3. Pisos de acero inoxidable: construidos para durar
Para entornos de alto riesgo como salas blancas aeroespaciales o laboratorios de biocontención, el acero inoxidable es inigualable. Es resistente a la corrosión, soporta maquinaria pesada y tolera la esterilización frecuente con productos químicos agresivos. Su superficie lisa también es resistente a los arañazos, que podrían albergar contaminantes. ¿La desventaja? Es pesado, caro y requiere una instalación precisa para evitar juntas irregulares. Aun así, para procesos que exigen la máxima esterilidad, como la manipulación de patógenos, la inversión merece la pena.
Bono: Innovaciones emergentes
Opciones más recientes, como los suelos epóxicos conductores (para evitar la acumulación de estática en los dispositivos electrónicos) o el PVC con infusión antimicrobiana, están ganando terreno. Algunas instalaciones incluso utilizan suelos técnicos elevados con canales de ventilación integrados para sistemas de flujo laminar.
Consejos de mantenimiento
Independientemente del material, el mantenimiento regular es fundamental.

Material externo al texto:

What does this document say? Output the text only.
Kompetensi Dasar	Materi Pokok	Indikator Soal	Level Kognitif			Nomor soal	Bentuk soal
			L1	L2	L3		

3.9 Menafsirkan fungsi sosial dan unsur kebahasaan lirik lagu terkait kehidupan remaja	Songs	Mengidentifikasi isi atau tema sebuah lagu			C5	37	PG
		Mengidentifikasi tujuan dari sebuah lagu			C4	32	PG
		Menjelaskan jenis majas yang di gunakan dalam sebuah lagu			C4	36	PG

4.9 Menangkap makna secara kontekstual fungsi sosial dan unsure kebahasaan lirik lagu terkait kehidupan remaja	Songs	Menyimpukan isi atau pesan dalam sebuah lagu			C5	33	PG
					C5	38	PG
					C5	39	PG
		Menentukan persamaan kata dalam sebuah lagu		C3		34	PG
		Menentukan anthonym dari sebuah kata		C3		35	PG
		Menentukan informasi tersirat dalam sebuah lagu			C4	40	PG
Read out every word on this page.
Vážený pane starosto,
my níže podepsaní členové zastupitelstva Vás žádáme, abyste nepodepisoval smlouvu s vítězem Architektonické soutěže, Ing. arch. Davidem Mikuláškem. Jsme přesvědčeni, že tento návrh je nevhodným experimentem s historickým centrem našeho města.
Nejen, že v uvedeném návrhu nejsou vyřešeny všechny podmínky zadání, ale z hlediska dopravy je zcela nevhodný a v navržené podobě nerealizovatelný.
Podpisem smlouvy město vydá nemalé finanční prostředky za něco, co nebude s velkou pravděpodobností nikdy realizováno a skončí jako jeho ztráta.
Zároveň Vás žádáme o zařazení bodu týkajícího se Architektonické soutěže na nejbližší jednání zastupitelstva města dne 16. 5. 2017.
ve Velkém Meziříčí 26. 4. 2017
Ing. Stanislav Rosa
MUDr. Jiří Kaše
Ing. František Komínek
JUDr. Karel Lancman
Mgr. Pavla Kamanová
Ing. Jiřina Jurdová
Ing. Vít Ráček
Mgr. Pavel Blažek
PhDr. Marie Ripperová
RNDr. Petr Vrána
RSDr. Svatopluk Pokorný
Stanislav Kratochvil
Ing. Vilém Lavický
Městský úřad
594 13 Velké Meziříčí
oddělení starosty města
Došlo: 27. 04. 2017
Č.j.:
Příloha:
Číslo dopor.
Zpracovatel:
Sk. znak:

Programe limpiezas profundas con desinfectantes compatibles, repare los arañazos con prontitud e inspeccione las juntas anualmente. Por ejemplo, una planta de microelectrónica podría utilizar escaneo láser para detectar imperfecciones en pisos de epoxi antes de que se conviertan en depósitos de partículas.
Toma final
Elegir el suelo para una sala limpia no se trata solo de los materiales, sino también de que se ajuste a las necesidades de su proceso. El epoxi destaca por su esterilidad, el PVC equilibra precio y rendimiento, y el acero inoxidable ofrece una durabilidad inigualable. Al adaptar su elección a las demandas de la industria y la capacidad de mantenimiento, sentará las bases para una operación impecable de la sala limpia.
Maquinaria farmacéutica de Suzhou Co., Ltd.